Все это он выведал у Лизочки и поэтому говорил уверенно,
Фашисты на всякий случай послали наряд солдат на катере. И к русскому проводнику переводчиком был приставлен тот самый белокурый очкарик, что был сначала так любезен и потом так жесток с Владленой Сергеевной.
И вот вверх по Ловати пенит воду военный катер, полный солдат в рогатых касках.
Солдаты смотрят по сторонам настороженно.
Команда то и дело измеряет дно.
Митрофан говорит без умолку:
— Молочные реки здесь, кисельные берега! Молочко коровки дают, щедрые от вкусных травок, с заливных лугов. А кисель в натуральном виде растет — по берегам и смородина, и малина, и ежевика, рви да вари…
А грибков, грибков, господа немцы! Мой папаша много их солил, варил, мариновал и в Питер к царскому двору доставлял…
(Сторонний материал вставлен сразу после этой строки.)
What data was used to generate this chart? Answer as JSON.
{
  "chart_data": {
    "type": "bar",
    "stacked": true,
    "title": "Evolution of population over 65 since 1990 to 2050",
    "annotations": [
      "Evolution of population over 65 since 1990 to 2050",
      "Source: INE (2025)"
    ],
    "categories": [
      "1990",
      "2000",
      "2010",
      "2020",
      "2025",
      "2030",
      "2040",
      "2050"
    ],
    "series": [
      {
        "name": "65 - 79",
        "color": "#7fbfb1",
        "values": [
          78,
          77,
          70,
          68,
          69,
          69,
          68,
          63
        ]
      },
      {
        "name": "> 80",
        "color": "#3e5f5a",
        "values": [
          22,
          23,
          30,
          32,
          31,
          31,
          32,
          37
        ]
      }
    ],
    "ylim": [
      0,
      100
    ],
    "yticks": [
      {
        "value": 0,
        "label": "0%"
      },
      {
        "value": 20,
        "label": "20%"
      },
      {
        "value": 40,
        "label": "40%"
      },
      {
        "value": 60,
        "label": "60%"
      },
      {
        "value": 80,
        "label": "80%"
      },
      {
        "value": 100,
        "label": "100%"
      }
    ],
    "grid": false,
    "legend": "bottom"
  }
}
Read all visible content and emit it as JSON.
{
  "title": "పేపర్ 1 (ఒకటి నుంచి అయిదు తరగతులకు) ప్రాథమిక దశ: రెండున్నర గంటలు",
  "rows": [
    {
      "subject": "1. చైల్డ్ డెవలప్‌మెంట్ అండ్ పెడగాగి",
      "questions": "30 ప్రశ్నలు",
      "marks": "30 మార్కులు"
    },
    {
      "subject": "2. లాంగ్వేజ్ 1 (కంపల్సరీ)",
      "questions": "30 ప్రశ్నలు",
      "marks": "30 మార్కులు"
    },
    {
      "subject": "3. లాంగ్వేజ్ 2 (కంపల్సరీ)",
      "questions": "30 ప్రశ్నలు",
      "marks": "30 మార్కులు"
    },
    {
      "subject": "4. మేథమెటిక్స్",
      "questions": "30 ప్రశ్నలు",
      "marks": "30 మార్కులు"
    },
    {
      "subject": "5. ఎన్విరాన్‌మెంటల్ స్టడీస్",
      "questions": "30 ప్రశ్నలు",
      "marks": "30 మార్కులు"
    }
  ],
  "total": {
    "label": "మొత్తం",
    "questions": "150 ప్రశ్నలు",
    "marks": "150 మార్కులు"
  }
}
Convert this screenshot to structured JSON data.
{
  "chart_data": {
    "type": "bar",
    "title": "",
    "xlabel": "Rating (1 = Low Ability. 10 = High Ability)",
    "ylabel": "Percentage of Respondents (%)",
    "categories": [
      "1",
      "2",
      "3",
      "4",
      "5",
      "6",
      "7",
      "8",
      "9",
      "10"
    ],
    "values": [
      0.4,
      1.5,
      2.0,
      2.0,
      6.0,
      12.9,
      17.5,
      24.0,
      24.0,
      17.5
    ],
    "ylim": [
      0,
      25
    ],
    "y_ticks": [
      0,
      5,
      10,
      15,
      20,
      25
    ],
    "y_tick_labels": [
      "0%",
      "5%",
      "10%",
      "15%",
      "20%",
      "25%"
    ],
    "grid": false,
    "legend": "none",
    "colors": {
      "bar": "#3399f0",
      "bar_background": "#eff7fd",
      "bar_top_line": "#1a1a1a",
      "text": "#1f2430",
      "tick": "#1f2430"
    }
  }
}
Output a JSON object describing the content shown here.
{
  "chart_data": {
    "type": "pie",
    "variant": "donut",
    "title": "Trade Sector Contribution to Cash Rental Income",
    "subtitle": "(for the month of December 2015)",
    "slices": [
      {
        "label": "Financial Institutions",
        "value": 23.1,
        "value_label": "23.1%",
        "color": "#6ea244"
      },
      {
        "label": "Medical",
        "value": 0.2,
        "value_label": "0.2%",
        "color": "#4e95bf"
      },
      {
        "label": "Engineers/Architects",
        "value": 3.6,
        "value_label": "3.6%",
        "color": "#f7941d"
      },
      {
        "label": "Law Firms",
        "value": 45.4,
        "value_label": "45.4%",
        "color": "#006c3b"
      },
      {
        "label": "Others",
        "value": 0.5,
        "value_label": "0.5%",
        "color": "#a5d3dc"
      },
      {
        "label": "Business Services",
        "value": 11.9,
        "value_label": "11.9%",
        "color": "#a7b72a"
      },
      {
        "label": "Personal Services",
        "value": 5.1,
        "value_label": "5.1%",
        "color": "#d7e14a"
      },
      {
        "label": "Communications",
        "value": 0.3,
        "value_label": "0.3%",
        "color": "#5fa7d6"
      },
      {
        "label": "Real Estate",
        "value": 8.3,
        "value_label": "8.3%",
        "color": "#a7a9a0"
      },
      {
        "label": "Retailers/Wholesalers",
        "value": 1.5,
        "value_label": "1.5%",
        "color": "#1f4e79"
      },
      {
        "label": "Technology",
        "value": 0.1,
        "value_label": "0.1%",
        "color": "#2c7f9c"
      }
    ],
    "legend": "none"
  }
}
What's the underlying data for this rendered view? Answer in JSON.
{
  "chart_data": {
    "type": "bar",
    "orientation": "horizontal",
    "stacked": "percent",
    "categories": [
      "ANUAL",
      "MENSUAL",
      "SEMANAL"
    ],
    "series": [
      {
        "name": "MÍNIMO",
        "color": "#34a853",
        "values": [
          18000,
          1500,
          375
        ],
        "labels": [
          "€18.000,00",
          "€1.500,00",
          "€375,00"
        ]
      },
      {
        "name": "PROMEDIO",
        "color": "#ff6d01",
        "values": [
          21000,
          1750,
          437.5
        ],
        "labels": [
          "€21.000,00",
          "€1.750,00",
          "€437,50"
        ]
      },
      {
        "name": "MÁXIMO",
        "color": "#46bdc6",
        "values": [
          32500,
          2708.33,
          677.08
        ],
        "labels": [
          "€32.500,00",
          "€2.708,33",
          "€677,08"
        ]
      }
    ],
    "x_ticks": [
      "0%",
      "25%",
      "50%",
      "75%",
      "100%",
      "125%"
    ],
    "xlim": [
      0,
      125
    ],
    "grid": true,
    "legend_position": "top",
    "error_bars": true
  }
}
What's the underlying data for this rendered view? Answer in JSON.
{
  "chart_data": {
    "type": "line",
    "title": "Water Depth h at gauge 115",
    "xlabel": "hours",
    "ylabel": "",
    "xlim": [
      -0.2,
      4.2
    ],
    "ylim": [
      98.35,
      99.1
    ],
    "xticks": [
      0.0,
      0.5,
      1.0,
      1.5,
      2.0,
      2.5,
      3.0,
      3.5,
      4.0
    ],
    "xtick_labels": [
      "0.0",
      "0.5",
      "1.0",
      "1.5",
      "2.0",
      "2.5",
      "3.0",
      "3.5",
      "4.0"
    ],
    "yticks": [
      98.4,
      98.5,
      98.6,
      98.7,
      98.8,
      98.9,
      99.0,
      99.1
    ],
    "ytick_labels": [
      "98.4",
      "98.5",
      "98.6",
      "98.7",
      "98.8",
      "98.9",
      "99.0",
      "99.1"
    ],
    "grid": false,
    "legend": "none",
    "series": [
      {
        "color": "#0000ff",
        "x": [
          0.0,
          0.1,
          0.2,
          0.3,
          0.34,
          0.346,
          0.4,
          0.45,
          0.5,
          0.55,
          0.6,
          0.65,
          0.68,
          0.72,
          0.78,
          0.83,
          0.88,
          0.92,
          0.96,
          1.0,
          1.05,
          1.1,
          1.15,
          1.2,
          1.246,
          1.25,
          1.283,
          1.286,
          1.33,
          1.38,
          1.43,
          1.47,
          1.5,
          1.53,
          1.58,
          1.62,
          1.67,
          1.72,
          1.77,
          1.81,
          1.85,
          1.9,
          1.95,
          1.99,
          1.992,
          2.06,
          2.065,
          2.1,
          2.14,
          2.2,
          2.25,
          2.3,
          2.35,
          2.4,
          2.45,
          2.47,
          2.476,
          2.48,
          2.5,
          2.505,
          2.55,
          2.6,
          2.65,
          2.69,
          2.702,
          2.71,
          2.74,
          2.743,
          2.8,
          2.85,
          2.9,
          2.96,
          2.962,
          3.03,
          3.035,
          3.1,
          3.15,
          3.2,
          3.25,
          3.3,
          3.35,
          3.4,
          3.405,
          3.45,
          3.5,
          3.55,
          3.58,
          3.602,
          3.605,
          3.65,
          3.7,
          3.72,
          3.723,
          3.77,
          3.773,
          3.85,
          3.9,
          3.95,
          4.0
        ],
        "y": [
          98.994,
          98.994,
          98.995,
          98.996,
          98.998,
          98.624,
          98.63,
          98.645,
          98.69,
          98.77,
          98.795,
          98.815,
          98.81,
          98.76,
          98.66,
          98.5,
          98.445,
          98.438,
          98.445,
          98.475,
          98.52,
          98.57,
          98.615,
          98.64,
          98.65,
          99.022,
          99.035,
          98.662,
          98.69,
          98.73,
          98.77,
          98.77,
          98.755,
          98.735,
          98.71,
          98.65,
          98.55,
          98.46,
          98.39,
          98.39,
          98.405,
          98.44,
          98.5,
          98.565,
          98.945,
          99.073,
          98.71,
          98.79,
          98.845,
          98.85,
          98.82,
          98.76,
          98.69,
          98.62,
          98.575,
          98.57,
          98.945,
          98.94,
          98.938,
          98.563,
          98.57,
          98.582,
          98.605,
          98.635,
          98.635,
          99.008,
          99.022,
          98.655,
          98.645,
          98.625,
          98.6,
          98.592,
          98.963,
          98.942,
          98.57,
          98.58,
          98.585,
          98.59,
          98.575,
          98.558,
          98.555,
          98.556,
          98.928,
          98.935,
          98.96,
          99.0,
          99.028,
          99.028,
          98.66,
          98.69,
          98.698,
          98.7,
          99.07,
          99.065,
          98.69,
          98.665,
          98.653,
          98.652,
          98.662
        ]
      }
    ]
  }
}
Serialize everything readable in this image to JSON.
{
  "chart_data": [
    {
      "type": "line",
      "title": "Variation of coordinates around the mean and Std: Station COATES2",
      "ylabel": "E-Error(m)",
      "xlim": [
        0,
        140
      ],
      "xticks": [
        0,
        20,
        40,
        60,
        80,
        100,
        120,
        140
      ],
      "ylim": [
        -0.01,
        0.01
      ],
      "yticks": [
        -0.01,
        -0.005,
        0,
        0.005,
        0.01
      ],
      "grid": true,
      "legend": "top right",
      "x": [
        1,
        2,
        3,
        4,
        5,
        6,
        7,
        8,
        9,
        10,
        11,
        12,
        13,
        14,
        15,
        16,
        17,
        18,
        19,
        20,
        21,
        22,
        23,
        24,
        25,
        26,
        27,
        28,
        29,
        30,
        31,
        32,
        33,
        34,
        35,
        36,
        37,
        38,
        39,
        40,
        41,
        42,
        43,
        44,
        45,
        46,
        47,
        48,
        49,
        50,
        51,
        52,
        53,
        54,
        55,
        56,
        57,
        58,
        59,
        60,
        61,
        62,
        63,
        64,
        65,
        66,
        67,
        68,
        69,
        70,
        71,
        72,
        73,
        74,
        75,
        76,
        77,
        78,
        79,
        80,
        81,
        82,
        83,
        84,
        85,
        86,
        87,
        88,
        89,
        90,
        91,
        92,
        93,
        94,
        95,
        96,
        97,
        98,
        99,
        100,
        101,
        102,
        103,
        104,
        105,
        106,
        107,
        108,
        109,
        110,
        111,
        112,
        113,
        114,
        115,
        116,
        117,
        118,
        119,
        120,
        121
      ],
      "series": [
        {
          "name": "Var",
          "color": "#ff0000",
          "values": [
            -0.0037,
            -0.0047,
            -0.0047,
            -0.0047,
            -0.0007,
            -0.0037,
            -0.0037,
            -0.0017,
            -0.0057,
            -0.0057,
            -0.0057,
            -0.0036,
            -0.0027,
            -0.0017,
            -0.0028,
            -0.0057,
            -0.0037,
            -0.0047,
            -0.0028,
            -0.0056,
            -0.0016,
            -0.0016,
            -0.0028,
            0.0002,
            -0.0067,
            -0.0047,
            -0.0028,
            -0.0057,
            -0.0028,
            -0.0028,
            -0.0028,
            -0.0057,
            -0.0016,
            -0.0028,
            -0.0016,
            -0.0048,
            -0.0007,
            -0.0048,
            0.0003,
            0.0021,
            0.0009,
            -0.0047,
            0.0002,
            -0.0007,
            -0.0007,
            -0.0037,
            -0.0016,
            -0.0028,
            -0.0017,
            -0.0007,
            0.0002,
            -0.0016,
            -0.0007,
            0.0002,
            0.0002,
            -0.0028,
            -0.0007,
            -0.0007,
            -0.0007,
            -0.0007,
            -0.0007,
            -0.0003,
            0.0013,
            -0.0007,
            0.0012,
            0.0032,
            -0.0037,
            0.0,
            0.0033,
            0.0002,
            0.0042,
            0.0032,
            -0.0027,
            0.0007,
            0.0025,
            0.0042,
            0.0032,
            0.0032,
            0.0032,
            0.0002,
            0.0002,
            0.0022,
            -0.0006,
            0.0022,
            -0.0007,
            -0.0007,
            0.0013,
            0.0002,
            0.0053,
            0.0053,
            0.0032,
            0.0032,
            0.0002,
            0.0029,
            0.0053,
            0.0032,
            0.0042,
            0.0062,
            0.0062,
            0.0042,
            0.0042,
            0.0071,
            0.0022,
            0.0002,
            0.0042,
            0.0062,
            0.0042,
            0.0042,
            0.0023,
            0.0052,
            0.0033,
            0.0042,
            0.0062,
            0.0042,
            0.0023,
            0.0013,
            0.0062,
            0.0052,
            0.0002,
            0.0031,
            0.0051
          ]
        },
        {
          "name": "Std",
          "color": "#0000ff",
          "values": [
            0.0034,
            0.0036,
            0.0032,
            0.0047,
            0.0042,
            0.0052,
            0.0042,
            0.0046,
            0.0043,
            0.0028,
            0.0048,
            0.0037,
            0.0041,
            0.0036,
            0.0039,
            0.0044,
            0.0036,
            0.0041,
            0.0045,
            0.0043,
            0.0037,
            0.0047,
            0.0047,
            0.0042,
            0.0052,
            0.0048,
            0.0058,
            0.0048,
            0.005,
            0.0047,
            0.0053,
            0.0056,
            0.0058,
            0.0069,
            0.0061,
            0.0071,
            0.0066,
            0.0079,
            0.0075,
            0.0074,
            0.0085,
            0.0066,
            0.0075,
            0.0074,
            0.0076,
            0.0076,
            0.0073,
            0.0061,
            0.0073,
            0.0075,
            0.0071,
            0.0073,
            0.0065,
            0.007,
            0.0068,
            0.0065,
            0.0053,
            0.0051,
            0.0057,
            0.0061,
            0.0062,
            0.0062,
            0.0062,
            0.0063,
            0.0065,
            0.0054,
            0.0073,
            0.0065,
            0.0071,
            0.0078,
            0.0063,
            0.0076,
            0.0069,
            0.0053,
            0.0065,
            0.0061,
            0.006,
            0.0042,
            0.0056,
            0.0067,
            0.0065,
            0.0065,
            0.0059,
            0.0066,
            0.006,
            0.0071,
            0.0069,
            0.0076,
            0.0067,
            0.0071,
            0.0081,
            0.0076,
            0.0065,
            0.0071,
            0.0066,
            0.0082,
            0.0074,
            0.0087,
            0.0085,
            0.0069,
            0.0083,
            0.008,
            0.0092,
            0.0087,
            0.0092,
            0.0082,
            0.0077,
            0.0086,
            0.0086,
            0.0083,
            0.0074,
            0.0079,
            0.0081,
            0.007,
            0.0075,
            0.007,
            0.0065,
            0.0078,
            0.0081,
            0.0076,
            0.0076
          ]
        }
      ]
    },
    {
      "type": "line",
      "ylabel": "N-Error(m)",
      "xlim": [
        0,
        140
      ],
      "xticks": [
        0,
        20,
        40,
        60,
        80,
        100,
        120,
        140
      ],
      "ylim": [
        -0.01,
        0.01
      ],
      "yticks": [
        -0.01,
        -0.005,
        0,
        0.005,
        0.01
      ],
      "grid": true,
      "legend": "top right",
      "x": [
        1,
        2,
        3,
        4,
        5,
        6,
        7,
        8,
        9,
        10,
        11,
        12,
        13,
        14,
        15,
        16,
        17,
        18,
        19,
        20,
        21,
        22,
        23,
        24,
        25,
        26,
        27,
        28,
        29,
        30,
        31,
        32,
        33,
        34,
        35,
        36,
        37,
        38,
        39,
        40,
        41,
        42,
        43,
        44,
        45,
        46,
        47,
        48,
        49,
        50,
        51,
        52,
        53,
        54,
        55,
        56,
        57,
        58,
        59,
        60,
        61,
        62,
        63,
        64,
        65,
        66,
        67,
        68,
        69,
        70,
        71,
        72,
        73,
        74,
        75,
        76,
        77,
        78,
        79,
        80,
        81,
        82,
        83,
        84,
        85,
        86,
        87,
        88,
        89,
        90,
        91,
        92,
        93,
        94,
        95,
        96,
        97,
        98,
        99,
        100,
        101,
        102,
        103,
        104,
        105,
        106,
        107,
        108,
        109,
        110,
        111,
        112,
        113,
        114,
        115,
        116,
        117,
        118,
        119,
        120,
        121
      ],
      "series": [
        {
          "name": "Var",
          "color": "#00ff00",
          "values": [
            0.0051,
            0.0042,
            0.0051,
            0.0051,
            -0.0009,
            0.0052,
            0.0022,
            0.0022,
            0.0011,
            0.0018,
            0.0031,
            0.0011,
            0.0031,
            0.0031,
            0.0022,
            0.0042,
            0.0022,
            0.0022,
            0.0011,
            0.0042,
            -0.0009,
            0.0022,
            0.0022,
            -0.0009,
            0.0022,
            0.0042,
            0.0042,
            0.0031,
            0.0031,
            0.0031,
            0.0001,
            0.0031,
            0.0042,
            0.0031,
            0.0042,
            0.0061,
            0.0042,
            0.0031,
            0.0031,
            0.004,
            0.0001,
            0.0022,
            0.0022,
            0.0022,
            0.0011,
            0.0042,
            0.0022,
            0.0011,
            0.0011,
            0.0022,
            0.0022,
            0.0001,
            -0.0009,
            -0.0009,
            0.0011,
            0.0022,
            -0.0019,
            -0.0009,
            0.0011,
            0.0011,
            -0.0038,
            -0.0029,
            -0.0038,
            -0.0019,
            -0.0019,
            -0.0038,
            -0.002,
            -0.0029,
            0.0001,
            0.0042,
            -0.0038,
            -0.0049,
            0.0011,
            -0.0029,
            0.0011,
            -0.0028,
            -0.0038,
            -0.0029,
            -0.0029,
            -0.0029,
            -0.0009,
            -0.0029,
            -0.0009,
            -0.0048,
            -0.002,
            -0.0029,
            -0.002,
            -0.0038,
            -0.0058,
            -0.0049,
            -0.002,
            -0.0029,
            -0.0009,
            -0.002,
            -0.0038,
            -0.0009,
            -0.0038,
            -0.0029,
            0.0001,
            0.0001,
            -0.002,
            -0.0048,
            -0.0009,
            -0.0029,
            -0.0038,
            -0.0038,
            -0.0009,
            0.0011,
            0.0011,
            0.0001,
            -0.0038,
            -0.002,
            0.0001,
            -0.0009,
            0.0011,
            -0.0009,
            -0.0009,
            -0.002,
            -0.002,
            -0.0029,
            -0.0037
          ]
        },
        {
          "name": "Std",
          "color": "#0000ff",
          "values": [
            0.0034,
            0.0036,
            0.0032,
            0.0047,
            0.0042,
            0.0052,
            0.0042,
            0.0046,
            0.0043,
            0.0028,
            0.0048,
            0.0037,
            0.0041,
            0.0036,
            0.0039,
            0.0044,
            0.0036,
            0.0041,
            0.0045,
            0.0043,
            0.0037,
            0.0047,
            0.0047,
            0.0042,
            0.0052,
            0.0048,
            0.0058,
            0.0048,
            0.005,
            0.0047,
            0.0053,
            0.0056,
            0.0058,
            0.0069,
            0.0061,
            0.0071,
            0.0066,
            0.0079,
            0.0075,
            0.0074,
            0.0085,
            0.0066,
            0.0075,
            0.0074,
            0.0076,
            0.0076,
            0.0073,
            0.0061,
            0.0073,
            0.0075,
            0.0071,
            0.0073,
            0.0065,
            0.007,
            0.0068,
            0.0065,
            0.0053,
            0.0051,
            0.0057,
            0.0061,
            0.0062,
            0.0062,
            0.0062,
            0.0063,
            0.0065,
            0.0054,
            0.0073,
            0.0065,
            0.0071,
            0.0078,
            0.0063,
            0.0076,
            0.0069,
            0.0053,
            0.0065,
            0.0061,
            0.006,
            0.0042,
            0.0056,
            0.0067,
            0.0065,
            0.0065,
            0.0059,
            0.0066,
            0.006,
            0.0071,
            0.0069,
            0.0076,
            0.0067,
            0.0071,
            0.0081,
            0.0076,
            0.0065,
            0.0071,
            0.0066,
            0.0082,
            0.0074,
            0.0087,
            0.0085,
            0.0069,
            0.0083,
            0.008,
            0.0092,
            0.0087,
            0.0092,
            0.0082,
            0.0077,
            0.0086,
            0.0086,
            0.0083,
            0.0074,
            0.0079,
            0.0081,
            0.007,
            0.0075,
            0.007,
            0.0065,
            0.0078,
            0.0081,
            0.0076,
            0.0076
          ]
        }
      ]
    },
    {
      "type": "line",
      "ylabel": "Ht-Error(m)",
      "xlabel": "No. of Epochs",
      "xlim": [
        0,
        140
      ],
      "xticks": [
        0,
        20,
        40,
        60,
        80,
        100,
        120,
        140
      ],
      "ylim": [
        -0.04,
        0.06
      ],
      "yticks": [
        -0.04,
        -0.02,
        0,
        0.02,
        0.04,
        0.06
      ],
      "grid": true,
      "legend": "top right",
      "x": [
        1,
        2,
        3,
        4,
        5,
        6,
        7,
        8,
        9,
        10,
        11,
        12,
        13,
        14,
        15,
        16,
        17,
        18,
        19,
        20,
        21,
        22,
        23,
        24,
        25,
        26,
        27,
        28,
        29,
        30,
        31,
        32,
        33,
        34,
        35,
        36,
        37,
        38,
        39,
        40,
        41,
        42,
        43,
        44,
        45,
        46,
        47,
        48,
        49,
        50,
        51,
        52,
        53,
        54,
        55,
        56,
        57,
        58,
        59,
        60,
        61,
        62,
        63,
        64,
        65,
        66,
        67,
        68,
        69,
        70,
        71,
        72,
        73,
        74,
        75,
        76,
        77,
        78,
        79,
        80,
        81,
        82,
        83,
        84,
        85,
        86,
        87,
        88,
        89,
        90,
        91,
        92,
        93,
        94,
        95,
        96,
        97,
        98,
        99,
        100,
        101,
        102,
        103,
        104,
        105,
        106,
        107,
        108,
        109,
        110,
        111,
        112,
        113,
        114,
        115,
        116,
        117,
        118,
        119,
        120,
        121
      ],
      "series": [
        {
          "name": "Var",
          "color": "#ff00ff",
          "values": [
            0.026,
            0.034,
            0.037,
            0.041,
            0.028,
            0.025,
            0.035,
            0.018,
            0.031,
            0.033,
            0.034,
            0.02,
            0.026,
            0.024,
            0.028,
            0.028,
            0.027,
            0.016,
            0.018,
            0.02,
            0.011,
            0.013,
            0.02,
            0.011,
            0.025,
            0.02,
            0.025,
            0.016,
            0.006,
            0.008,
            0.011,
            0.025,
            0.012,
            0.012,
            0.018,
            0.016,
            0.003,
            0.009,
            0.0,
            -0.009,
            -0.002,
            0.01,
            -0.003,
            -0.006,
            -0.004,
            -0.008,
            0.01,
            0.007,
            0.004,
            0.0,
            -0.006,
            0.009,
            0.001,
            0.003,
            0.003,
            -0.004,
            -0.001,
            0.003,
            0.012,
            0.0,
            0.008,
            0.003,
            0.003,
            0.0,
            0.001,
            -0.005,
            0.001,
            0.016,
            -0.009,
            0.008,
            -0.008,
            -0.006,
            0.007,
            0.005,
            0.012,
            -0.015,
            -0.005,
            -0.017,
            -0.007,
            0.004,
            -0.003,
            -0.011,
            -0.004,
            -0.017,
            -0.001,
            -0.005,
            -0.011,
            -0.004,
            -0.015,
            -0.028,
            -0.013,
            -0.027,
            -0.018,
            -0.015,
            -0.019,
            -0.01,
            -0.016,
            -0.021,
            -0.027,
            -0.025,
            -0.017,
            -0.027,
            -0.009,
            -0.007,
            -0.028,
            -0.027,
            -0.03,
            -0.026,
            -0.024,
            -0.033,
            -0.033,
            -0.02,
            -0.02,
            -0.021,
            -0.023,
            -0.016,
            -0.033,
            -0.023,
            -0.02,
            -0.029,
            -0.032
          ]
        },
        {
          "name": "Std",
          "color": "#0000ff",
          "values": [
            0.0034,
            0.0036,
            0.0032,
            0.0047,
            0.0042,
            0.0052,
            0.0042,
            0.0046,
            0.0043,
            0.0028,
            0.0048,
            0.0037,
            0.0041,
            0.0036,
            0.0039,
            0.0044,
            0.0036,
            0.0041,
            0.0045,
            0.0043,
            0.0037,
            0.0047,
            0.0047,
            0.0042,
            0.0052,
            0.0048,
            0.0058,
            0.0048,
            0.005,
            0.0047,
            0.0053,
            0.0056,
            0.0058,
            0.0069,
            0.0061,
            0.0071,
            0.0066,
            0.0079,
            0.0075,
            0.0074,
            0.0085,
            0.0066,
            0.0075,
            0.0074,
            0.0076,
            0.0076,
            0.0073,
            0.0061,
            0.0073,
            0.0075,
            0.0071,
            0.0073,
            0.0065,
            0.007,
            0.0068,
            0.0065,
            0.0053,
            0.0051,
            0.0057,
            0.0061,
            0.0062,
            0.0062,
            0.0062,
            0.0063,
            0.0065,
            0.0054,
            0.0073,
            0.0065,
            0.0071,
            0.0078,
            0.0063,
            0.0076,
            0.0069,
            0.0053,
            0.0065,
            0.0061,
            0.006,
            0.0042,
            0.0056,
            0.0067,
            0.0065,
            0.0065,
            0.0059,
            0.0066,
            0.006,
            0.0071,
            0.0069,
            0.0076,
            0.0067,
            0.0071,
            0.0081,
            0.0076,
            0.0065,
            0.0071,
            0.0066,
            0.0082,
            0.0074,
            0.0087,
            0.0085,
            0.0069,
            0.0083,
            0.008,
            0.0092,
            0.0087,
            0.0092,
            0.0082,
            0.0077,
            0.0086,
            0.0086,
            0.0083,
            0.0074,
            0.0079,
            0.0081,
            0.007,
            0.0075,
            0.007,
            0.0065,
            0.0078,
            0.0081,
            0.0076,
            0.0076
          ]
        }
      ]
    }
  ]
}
А мед, мед так с лип вековых в наши ульи и тек золотым потоком… Целебный, ароматный… Купцы с ним чай пили, моего папеньку благодарили… Рубликами да пятерочками, царскими золотыми лобанчиками…
Нам кому бы ни угождать, лишь бы деньги платили.
Немцы не понимали его. А переводчик, которому, видно, надоела эта болтовня, лишь протирал очки да морщил нос. Он сочинял стихи, мечтал стать поэтом, воспевающим подвиги германцев в походе на восток, и сейчас больше думал о рифмах, чем об этой пустячной операции.